To qualify for a full pension, the contribution period will be gradually increased from the present 37.5 years to 40 years in 2012, the same as the rest of the public and private sector. The contribution period will increase one quarter every six months until July 1, 2012, when it will reach the maximum defined in the 2003 pension reform-40 years (160 quarters). A drastic penalty, the décote (deduction), eventually a 5 percent reduction of the pension per missing annuity, will make early retirement before the official age financially unviable for railway, public transport, and gas and electricity workers, in line with the reform imposed on five million government workers in 2003.

From January 1, 2009, special pensions will no longer be indexed to the movement of wages but rather to the usually less favourable official inflation figures, guaranteeing a permanent stagnation of the living standards of pensioners.

This reform is, moreover, simply a prelude to a general attack on pension rights to be carried out in the upcoming renegotiation of the 2003 pension reform passed by then-Prime Minister Jean-Pierre Raffarin.
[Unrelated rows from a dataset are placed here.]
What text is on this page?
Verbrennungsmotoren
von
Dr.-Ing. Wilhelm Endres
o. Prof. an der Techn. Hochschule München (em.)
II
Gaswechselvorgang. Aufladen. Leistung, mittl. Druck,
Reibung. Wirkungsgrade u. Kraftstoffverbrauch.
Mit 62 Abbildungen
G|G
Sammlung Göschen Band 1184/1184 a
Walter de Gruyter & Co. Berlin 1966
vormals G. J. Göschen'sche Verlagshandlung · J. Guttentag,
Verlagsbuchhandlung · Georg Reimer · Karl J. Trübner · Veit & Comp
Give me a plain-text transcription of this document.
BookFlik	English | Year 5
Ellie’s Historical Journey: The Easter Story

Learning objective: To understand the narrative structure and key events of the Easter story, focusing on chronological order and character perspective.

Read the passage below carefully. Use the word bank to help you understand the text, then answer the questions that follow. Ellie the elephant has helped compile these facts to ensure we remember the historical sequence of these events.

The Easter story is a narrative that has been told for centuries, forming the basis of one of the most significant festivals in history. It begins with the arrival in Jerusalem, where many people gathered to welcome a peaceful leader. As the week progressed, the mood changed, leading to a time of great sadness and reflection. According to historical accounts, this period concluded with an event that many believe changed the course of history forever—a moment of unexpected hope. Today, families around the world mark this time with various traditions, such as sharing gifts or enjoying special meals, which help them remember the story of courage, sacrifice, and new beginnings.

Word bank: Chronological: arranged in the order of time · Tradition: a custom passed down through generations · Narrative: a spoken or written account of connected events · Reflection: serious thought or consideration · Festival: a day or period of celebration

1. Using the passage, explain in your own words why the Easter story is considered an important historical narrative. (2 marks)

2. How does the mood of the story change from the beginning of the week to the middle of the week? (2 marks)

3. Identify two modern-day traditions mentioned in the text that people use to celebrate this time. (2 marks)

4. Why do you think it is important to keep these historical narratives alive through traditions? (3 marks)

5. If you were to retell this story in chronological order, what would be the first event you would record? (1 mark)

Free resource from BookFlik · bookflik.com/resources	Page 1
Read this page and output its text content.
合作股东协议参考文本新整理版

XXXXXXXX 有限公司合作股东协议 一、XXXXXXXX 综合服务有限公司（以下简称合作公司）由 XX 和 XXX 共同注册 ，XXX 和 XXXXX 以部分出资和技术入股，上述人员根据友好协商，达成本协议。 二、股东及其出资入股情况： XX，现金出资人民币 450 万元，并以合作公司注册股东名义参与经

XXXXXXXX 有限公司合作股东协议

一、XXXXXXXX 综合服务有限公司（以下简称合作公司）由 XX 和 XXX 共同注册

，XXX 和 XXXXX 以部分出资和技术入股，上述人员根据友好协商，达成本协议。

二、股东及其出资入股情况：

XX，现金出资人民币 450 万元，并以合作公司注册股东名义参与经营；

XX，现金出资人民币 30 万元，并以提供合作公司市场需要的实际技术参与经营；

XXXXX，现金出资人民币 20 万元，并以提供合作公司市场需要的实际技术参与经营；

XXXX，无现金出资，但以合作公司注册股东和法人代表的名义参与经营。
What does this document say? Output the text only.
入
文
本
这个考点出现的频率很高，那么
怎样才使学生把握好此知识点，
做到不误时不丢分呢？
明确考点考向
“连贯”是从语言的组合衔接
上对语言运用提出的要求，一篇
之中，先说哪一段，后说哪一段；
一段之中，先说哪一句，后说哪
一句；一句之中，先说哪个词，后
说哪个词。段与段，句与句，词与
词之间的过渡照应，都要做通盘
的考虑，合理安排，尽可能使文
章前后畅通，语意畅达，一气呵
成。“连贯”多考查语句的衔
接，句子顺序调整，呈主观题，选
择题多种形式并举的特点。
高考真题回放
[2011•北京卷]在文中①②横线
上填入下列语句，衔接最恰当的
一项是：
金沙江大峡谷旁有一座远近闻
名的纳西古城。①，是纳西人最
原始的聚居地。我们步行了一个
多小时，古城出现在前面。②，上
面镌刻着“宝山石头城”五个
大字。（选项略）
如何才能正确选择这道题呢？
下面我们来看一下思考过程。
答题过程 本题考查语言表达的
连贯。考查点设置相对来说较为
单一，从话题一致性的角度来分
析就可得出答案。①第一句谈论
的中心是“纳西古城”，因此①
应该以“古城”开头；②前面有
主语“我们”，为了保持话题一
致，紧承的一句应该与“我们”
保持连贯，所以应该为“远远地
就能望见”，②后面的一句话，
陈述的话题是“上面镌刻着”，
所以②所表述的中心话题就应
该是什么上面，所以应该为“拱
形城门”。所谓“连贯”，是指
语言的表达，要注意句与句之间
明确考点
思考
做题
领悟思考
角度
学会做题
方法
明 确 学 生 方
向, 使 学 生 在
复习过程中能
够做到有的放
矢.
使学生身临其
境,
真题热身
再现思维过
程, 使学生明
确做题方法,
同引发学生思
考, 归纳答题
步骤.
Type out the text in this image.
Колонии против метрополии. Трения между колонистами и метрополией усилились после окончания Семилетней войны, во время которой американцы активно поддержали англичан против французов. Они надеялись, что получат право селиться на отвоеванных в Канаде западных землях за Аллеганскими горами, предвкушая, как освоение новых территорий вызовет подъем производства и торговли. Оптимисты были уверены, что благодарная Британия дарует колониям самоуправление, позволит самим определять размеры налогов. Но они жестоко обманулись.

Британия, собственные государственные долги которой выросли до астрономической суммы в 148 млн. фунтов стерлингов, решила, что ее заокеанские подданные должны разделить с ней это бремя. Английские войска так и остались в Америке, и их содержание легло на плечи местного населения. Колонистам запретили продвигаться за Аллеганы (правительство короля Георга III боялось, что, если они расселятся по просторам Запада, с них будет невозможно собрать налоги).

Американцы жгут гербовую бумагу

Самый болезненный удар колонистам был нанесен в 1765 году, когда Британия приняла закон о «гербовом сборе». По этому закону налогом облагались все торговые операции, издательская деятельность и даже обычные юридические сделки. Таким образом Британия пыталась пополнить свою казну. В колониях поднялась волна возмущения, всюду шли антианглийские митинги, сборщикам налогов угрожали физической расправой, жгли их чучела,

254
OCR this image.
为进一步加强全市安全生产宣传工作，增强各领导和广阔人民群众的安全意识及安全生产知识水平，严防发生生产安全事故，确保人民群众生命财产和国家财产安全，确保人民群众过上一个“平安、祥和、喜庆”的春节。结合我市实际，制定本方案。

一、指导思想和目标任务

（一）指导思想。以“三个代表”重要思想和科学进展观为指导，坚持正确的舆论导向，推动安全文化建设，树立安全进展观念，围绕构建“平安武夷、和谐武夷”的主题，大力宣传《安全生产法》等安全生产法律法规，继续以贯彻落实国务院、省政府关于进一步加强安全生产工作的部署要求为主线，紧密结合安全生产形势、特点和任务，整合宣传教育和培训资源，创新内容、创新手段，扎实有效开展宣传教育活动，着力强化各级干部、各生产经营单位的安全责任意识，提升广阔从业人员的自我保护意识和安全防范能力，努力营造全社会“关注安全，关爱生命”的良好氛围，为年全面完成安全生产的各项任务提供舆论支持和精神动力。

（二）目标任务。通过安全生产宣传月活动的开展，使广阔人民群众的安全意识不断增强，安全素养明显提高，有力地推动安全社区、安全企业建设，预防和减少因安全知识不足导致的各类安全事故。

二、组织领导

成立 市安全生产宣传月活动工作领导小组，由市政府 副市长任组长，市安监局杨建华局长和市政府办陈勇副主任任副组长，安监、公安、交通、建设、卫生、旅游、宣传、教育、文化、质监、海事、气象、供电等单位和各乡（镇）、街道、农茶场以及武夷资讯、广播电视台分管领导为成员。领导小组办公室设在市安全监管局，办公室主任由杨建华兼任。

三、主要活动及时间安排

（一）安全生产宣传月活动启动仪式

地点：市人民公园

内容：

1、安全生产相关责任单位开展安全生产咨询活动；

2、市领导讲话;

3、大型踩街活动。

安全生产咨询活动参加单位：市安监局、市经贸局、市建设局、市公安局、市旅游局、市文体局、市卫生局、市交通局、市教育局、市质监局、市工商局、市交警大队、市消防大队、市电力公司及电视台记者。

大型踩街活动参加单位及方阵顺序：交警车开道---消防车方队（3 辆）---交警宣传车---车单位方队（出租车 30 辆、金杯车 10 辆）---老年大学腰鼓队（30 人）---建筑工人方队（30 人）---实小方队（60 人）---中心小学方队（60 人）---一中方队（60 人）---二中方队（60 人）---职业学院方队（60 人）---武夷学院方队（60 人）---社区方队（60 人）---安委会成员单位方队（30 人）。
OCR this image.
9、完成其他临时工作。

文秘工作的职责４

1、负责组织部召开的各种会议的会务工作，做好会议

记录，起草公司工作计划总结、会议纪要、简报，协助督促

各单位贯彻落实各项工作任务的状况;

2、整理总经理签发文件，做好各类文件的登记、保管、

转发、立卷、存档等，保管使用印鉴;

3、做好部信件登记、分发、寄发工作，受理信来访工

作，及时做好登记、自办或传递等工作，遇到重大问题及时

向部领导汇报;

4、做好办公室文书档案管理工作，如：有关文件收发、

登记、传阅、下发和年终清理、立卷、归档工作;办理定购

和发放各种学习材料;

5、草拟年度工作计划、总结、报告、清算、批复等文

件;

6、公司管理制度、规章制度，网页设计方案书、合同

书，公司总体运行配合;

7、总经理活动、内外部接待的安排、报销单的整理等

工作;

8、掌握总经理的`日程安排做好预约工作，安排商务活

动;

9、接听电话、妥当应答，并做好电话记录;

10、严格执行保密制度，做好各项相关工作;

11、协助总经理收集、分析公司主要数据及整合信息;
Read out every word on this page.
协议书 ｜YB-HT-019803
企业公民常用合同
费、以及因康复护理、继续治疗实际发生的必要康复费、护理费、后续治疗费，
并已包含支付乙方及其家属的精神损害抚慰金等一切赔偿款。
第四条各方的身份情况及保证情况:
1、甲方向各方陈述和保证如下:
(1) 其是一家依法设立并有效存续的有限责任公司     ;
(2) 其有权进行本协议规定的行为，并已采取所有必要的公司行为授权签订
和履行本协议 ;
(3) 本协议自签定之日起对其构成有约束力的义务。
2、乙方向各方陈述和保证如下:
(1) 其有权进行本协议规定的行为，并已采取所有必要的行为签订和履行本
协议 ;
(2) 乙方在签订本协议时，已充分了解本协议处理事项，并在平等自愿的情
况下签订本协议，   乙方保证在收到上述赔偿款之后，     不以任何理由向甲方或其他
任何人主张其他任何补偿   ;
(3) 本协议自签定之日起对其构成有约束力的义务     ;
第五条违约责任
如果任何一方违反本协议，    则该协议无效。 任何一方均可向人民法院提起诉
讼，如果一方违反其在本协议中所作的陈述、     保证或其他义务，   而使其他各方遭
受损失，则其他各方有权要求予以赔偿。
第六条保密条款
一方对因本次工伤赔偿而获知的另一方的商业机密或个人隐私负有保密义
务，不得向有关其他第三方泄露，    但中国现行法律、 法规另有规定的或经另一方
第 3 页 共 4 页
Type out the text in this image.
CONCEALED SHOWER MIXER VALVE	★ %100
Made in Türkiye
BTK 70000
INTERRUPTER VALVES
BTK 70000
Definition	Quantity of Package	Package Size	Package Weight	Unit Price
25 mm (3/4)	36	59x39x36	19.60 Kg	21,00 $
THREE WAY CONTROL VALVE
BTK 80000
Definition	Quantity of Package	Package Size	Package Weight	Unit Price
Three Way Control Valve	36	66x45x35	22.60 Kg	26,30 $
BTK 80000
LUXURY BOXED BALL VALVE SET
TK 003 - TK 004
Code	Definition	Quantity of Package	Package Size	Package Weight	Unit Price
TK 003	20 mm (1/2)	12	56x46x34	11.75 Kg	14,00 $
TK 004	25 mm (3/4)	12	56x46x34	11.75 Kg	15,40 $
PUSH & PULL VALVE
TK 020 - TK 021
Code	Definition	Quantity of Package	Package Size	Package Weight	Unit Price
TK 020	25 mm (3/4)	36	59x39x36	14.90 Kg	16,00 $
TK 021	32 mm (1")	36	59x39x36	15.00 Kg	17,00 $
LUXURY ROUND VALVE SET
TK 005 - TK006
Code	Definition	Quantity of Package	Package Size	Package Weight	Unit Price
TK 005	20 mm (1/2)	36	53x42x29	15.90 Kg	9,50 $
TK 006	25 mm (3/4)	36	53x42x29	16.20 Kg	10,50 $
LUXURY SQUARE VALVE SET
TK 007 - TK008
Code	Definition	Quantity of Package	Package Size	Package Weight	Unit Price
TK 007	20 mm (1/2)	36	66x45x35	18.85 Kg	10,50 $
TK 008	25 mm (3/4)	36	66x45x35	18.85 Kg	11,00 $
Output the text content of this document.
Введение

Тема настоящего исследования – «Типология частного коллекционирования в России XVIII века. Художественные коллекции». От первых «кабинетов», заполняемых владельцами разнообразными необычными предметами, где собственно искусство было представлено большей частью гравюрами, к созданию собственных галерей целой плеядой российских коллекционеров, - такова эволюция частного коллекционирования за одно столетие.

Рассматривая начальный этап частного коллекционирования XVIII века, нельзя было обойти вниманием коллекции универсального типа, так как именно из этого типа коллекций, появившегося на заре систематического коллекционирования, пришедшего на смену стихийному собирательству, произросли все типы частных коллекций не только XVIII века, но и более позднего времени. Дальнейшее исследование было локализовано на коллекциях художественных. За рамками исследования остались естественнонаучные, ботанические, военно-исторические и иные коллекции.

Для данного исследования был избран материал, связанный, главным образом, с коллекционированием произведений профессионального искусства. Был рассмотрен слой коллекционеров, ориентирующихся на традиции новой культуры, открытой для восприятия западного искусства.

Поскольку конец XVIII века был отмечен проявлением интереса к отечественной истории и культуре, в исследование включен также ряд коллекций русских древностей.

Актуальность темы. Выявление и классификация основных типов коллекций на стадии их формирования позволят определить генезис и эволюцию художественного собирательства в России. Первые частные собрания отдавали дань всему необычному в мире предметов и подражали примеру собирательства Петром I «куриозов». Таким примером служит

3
The government will revise all pension schemes, including in the private and public sectors, which will take effect in the second quarter of 2008. Under the new reform, the contribution period for full pension will be extended from 40 years to 41 in 2012 for private and public sector worker. The extension on the special regime pensions will also be raised to 41 years in 2016.

The minimum service law

At the same time as the decrees on pensions were issued, a decree imposing a minimum service, severely restricting public transport workers’ right to strike, was issued. Up until now, an official strike notice, issued by a recognised union body five days before the beginning of the strike, covered workers from being sued for breach of contract. A circular issued by the SNCF national rail company spells out the new regulations: the “dispute or reasons must be explained in writing to management by a trade union representative or shop steward chosen for this. A strike notice can only be issued by a trade union organisation after having carried out this procedure and after eight full days following receipt of its request for a meeting.” This, plus the 5 days strike notice, adds up to a delay of at least 13 days before a strike can be legal.

In addition to these constraints are rules designed to reduce to the minimum the effectiveness of a transport strike. Strikers involved in driving and running the trains and signalling will be required to hand in a written notification to management 48 hours before going on strike. This is in accordance with the August 21 law on the minimum service in transport which “gives passengers new rights in the event of foreseeable disruption of services, guaranteeing for them free, accurate and reliable information to be delivered 24 hours before the disruption.”

The second is the right of management to require non-strikers to carry out the work of striking colleagues. Even workers not concerned with the strike, because off-duty, will be obliged to declare themselves strikers as “staff can be given a new mission, even if initially they were due to be off-duty.”

During the strike of government workers, a major section of which is the state school system, the implementation of “minimum service” was tested in some schools. Only 10 percent of communes (1,900), mainly with right-wing majorities, experimented with measures providing alternative activities for children at struck schools. This was a propaganda effort to boost the plans of Xavier Darcos, the minister of education, to introduce legislation obliging teachers to submit to similar restrictions on their right to strike as has been imposed on transport workers.